17. Intelligence Memorandum1

[document number not declassified]


Introduction and Conclusions

Neither the nature of the Soviet system nor the record of Soviet history suggests that the USSR can undergo orderly dynastic change. There is no statute, no article in the Constitution, which provides for the selection of a single leader of the Soviet party and state. More important, there is no tradition in Soviet politics of a systematic and harmonious succession; there is, rather, a record on conflict over power and—as Stalin and Khrushchev would testify—a pattern of the survival of the fittest. Thus, when the supreme ruler dies, his heirs are likely to fall out, and the USSR may then enter upon an extended period of policy debate and political contention.

It is not possible, of course, to predict with precision or certainty the outcome of the next succession crisis in the USSR. But, while neither we nor the Soviets themselves can name the man who will someday succeed Khrushchev, that man is probably at this moment sitting on the Presidium of the CPSU. And, while we cannot identify the policies that this successor will follow after his advent to power, the outline of these policies may already be at least faintly visible in the murk of current Soviet political controversy and in the changing form of Soviet society as a whole. Thus it is possible to speculate about the political climate at the time of Khrushchev’s departure and to consider the nature of those who will seek to succeed him.

We have surmised in the essay which follows that, while there are pronounced individual differences between the men now at the top of the Soviet hierarchy, most of them tend to look at the world through the eyes of the party apparatchiki and represent collectively a fairly conservative body of opinion. Some, although loyal followers of Khrushchev, seem to have a hard time keeping up with him, and others, less devoted to Khrushchev, seem at times to resist both his specific reforms and the general direction of his policies. In the aftermath of Khrushchev’s death, there may be a tendency for the various contenders to divide into two groups, those who would to one degree or another advocate a continuation of the Khrushchevian status quo, and [Page 44]those who would perhaps disavow Khrushchev’s reformism and propose a return to more traditional ways of doing things, both at home and abroad. Such a cleavage is already apparent in Soviet politics and could become of much greater significance during the policy debates likely to occur during a succession crisis.

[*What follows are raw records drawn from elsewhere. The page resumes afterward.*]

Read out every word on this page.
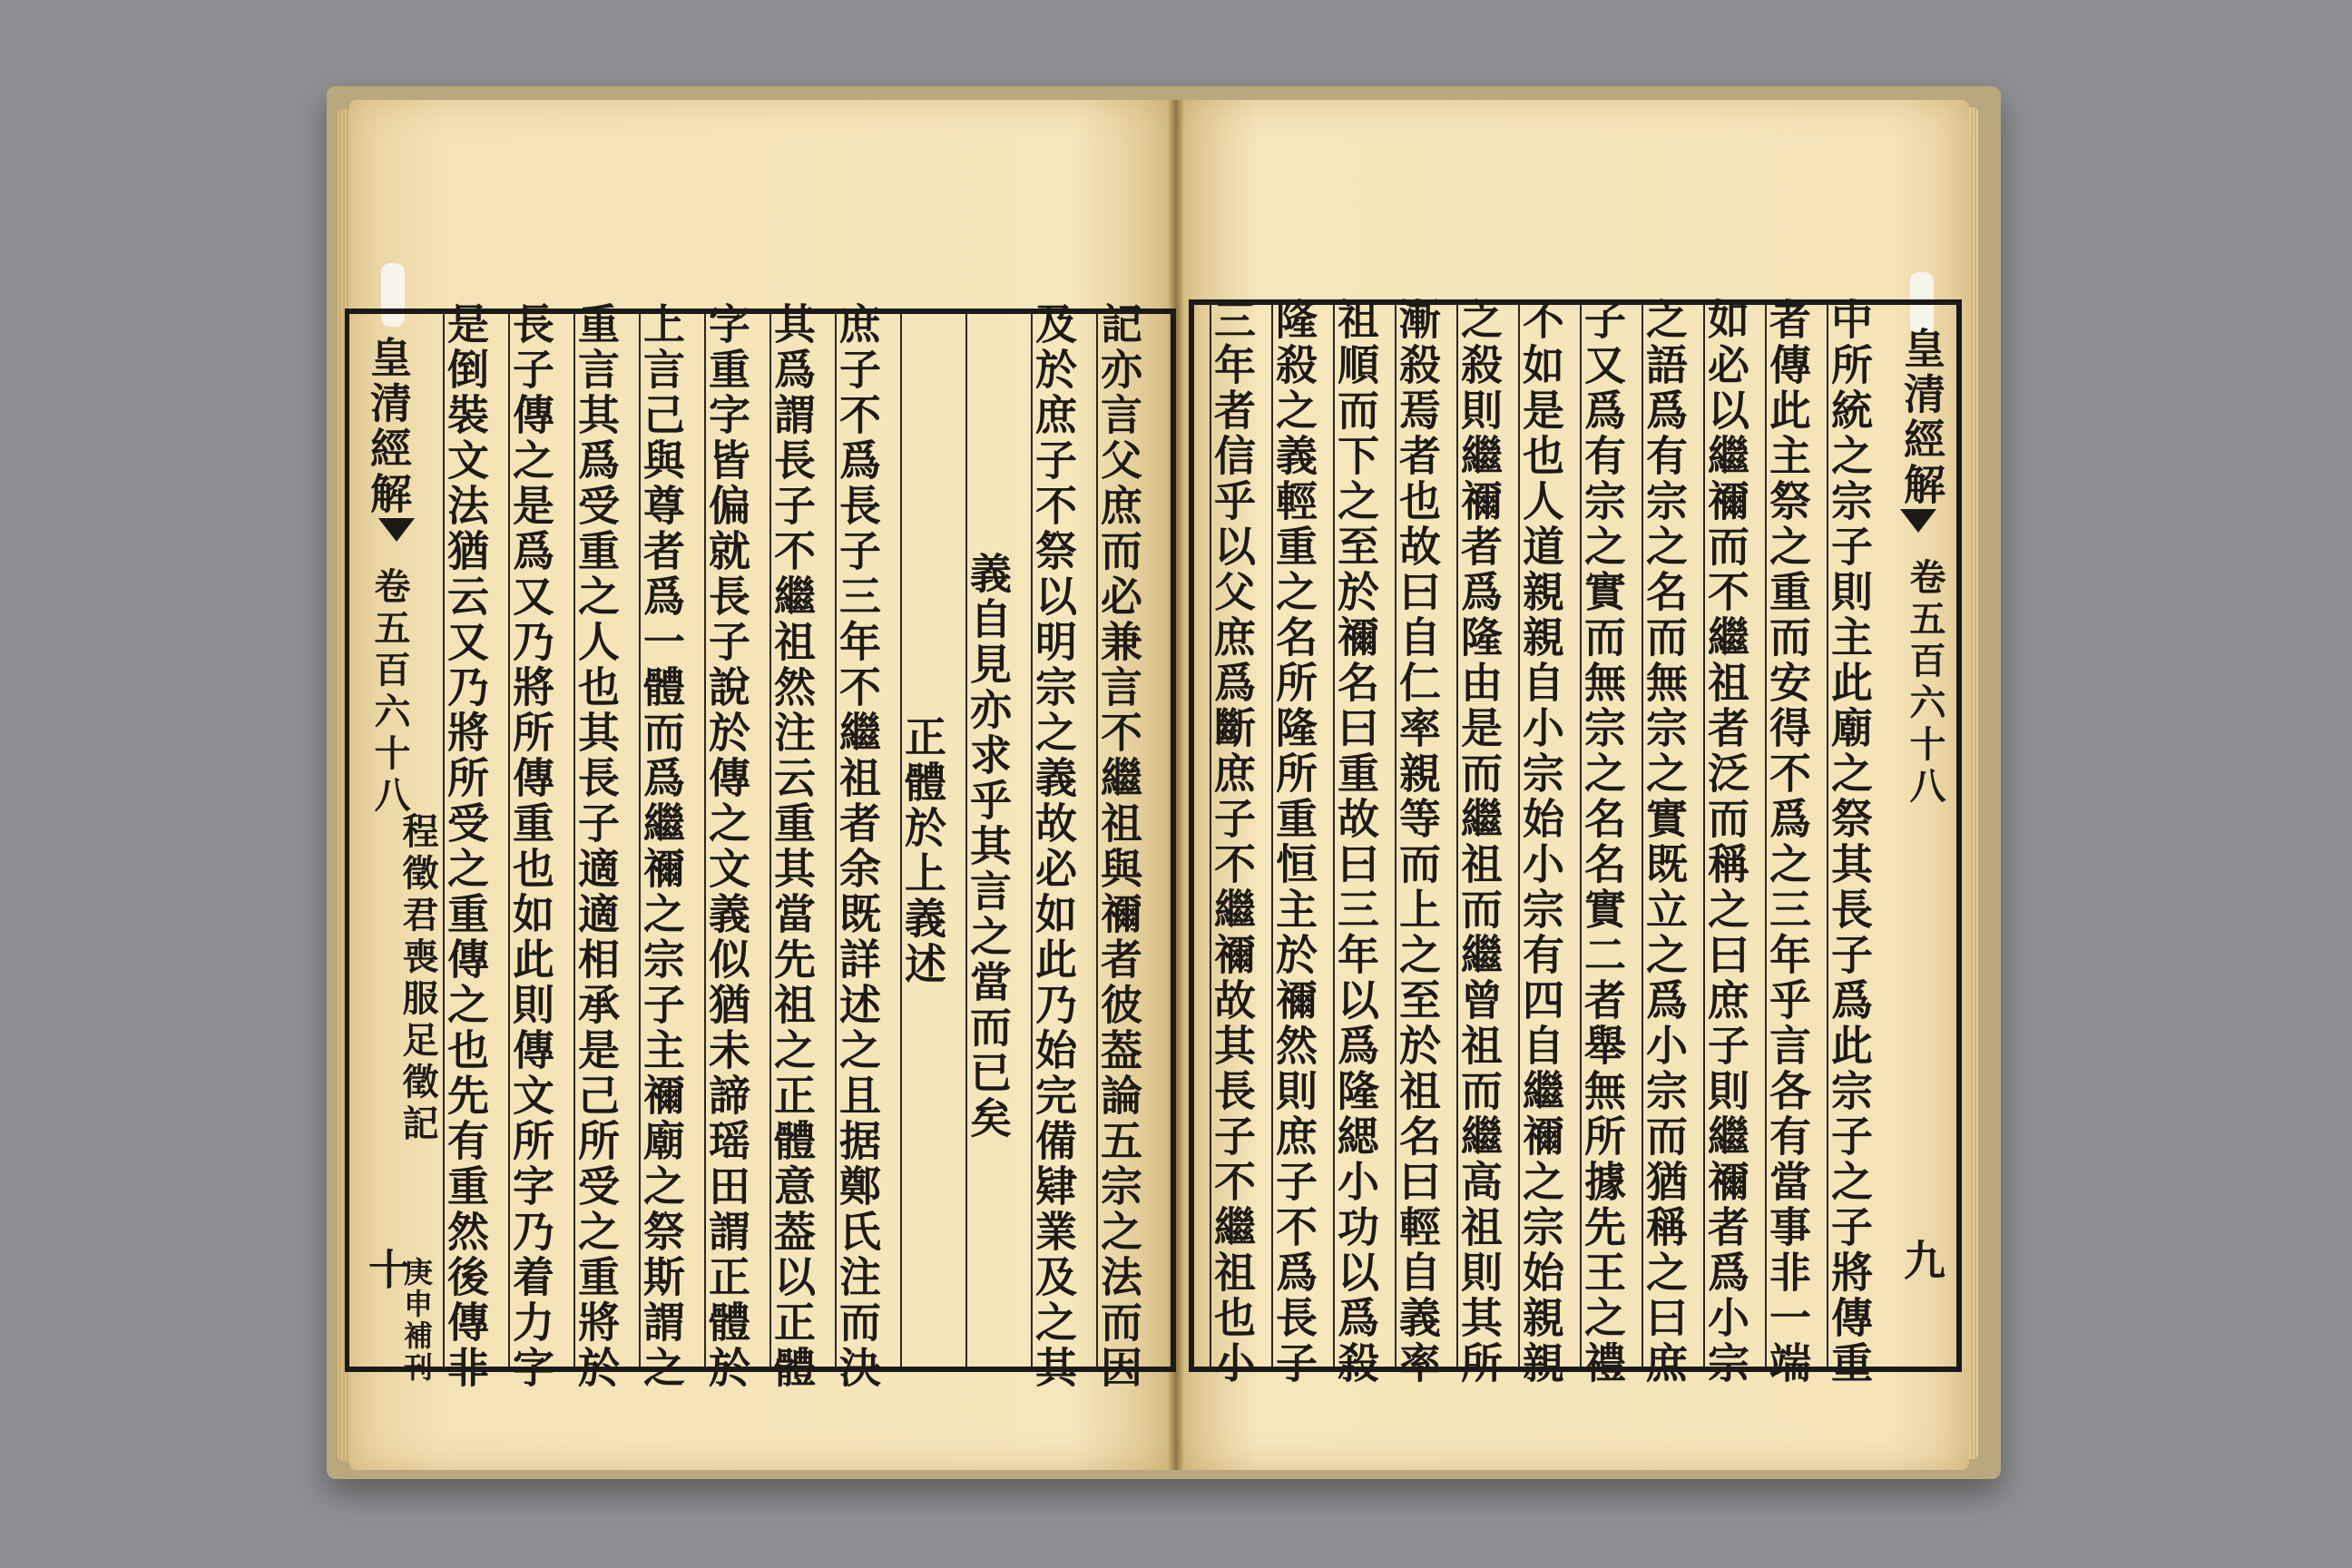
皇清經解
卷五百六十八
程徵君喪服足徵記
十
庚申補刊	記亦言父庶而必兼言不繼祖與禰者彼葢論五宗之法而因
及於庶子不祭以明宗之義故必如此乃始完備肄業及之其
義自見亦求乎其言之當而已矣
正體於上義述
庶子不爲長子三年不繼祖者余既詳述之且据鄭氏注而決
其爲謂長子不繼祖然注云重其當先祖之正體意葢以正體
字重字皆偏就長子說於傳之文義似猶未諦瑶田謂正體於
上言己與尊者爲一體而爲繼禰之宗子主禰廟之祭斯謂之
重言其爲受重之人也其長子適適相承是己所受之重將於
長子傳之是爲又乃將所傳重也如此則傳文所字乃着力字
是倒裝文法猶云又乃將所受之重傳之也先有重然後傳非	皇清經解
卷五百六十八
九
中所統之宗子則主此廟之祭其長子爲此宗子之子將傳重
者傳此主祭之重而安得不爲之三年乎言各有當事非一端
如必以繼禰而不繼祖者泛而稱之曰庶子則繼禰者爲小宗
之語爲有宗之名而無宗之實既立之爲小宗而猶稱之曰庶
子又爲有宗之實而無宗之名名實二者舉無所據先王之禮
不如是也人道親親自小宗始小宗有四自繼禰之宗始親親
之殺則繼禰者爲隆由是而繼祖而繼曾祖而繼高祖則其所
漸殺焉者也故曰自仁率親等而上之至於祖名曰輕自義率
祖順而下之至於禰名曰重故曰三年以爲隆緦小功以爲殺
隆殺之義輕重之名所隆所重恒主於禰然則庶子不爲長子
三年者信乎以父庶爲斷庶子不繼禰故其長子不繼祖也小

As was the case after the death of Stalin, the battle for the top probably will be centered on and conducted within the top echelons of the party during its initial stages. The various contenders, however, will have to take account of the interests of other groups in Soviet society (the government apparatus, the military establishment, etc.) and, in time and under certain circumstances, the role of these groups could come to have an important, if indirect, bearing on the outcome of the struggle. Should, for example, the voice of protest of the liberal intellectuals continue to mount in intensity, and should the temper of the people become increasingly receptive to such protest, one or another leader might deem it profitable to champion the popular cause. Other “outside” pressures on the contenders will almost certainly include the policies of the US and Communist China. Although there is probably little that either country can do to determine the course of the succession struggle, the attitudes and intentions of both countries will be a major ingredient of debate, and the political fortunes of the individual leaders and their factions will in part rise and fall on the basis of the successes and failures of their policies, including their foreign policies.

The struggle for succession is discussed in some detail in the paper which follows and is considered under the following headings:

  • The “Primacy” of Politics over Economics
  • The Next Succession Crisis—The Men
  • Party Politics
  • Non-Party Elements
  • Policy Issues2

At Tab are biographic data on some of the outstanding figures who may be involved in the struggle for power.

  1. Source: Johnson Library, National Security File, Country File, USSR, Vol. II. Secret; No Foreign Dissem. Prepared by the Directorate of Intelligence of the Central Intelligence Agency.
  2. None of these sections, comprising 14 pages, nor the 23 pages of biographic data, is printed.